Now that a generic framework for text replacement is in place (more powerful than sed), let's see how we can emulate backreferences with it.

The way to emulate sed's backreferences in the replacement text with awk is based on the fact that you must know the structure of the matched text, and thus you can always act on the elements of the array mtch[] to break them into substring corresponding to the capture groups you would use in sed. For example, let's see how to use the above code to emulate this sed command:

# reverse letter and digit and insert "+" if letter is "a" or "c"
$ echo 'a1-b2-c3-a5-s6-a7-f8-e9-a0' | sed 's/\([ac]\)\([0-9]\)/\2+\1/g'
1+a-b2-3+c-5+a-s6-7+a-f8-e9-0+a

First, we run FindAllMatches to get all matches of /[ac][0-9]/. This is the same expression we used in sed, but without capturing groups. That will fill the mtch[] array with "a1", "c3", "a5", "a7", "a0". Once we have all the matching substrings in the mtch[] array, since we know how they must look like, we can extract what in sed would have been the first and second capture groups:

  # in the loop where we build the rep[] array
  ...
  match(mtch[i],/^[ac]/); g1=substr(mtch[i],RSTART,RLENGTH)
  match(mtch[i],/[0-9]$/); g2=substr(mtch[i],RSTART,RLENGTH)

  # or, here, even:
  # g1=substr(mtch[i],1,1)
  # g2=substr(mtch[i],2,1)
  # the more you know about the format of your data, the better

  rep[i]=g2 "+" g1    # this is like our \2+\1 in sed

  ...

To recap, the key to emulate backreferences is that you must know how the text from which you want to capture the groups looks like (and indeed you most likely know, since you built the regex from which those strings have been extracted in the first place). With that knowledge, you can almost always postprocess the text to extract the substrings corresponding to sed's capture groups, and build the replacement text accordingly.

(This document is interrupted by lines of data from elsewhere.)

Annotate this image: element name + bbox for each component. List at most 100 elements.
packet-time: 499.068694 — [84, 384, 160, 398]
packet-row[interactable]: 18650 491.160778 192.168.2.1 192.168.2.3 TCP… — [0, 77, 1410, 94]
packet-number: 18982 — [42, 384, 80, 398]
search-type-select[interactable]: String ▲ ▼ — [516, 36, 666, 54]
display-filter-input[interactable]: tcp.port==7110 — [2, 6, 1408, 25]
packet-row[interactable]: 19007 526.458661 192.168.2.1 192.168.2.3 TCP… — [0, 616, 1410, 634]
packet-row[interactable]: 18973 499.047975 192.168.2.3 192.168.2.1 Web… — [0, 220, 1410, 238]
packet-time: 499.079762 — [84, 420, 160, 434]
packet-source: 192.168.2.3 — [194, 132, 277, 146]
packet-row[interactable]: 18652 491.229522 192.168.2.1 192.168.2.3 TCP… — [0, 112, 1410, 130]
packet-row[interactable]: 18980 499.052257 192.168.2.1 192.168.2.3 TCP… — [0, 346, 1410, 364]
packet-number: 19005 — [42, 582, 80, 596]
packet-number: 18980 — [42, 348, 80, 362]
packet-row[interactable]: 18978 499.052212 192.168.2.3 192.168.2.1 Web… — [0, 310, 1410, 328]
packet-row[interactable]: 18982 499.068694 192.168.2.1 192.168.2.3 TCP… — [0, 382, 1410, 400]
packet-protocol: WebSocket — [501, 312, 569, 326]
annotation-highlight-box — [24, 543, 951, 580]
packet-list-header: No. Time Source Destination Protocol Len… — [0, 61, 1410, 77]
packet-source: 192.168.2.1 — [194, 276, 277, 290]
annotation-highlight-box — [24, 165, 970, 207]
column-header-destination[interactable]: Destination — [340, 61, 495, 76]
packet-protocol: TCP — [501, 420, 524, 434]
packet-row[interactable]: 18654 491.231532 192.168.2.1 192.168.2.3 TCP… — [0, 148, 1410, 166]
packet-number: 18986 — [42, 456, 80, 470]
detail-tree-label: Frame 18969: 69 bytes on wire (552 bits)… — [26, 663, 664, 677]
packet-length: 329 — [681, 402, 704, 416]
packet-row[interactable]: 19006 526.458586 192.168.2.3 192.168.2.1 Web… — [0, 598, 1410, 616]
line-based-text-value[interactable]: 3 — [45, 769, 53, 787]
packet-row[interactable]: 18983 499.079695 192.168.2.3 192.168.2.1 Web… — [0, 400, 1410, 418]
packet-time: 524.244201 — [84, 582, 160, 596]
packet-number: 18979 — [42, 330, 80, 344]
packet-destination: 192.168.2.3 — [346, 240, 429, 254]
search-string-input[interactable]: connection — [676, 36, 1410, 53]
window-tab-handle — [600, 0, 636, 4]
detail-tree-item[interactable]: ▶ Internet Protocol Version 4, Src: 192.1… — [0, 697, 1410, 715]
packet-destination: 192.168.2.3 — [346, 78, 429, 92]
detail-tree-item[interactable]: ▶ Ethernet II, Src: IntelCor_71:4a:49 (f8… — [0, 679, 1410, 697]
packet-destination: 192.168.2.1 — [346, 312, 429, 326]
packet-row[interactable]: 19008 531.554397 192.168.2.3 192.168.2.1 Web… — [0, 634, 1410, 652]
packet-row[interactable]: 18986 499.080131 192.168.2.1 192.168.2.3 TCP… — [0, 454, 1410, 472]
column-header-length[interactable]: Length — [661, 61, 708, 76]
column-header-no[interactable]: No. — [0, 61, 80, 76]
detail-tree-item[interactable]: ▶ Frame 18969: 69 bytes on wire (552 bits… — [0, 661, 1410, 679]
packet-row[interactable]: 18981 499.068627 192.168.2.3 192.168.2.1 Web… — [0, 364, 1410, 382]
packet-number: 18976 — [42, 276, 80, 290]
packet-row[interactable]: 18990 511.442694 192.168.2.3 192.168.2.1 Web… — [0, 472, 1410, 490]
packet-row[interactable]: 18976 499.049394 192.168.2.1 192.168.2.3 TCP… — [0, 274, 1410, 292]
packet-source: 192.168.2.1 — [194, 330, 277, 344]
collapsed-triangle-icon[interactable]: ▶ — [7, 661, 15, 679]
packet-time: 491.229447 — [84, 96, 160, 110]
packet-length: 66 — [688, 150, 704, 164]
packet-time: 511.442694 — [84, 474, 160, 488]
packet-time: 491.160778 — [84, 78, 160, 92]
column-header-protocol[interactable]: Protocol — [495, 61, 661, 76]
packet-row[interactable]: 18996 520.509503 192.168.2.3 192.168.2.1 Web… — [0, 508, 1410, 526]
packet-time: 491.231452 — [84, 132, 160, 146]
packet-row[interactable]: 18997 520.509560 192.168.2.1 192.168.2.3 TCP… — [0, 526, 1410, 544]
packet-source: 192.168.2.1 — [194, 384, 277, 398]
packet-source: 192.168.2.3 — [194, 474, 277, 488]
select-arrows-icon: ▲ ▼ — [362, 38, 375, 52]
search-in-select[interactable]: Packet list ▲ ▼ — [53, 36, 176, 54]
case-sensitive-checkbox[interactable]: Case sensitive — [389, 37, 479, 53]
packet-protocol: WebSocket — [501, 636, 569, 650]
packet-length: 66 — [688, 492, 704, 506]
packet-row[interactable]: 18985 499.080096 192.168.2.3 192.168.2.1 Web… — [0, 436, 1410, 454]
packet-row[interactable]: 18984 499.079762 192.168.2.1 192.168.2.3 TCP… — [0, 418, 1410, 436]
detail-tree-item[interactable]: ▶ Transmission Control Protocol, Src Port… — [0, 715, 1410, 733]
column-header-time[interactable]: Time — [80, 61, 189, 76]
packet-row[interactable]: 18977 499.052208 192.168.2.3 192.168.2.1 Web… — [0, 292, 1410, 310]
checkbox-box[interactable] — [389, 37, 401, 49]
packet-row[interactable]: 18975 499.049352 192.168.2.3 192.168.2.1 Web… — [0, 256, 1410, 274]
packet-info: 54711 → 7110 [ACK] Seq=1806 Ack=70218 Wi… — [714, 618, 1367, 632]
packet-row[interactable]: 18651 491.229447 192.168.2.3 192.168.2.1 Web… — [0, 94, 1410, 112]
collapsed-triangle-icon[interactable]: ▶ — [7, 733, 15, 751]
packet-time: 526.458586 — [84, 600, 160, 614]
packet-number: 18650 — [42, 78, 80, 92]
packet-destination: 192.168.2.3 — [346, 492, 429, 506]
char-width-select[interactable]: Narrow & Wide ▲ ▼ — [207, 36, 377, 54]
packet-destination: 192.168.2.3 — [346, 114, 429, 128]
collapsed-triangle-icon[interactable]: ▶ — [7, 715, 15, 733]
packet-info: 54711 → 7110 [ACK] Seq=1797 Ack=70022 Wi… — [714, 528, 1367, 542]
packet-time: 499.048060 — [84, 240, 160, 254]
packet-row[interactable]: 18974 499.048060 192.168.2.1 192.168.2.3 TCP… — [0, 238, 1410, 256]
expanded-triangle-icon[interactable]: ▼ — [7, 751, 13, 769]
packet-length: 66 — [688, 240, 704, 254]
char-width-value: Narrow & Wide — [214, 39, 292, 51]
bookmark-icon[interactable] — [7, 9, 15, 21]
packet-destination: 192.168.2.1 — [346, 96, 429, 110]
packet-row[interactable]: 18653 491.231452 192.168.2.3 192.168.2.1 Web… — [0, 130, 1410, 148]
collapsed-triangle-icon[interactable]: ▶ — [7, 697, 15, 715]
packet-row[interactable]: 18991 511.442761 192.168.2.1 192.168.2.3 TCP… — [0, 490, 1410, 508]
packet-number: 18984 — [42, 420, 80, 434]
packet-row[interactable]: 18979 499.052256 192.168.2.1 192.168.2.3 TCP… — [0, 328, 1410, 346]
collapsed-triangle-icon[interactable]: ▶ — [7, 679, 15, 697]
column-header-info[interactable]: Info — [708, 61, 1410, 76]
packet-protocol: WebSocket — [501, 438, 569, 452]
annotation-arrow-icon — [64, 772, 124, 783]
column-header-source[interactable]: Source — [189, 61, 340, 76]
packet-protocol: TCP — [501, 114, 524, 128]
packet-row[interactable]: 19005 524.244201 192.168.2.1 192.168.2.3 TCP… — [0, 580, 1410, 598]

Finally, it would of course possible to put all the above code in a single function and use that one to emulate sed (using a single loop over the original string), but imho it makes more sense to keep the three stages (find all matches, build array of replacement strings, build the new line) separated, since it is clearer (although slightly less efficient). Another advantage is that the first and third phases do not need to be touched if you want to implement a different replacement logic; only the second phase needs to be changed to do what you want. Furthermore, the FindAllMatches function can also be used as is for different purposes.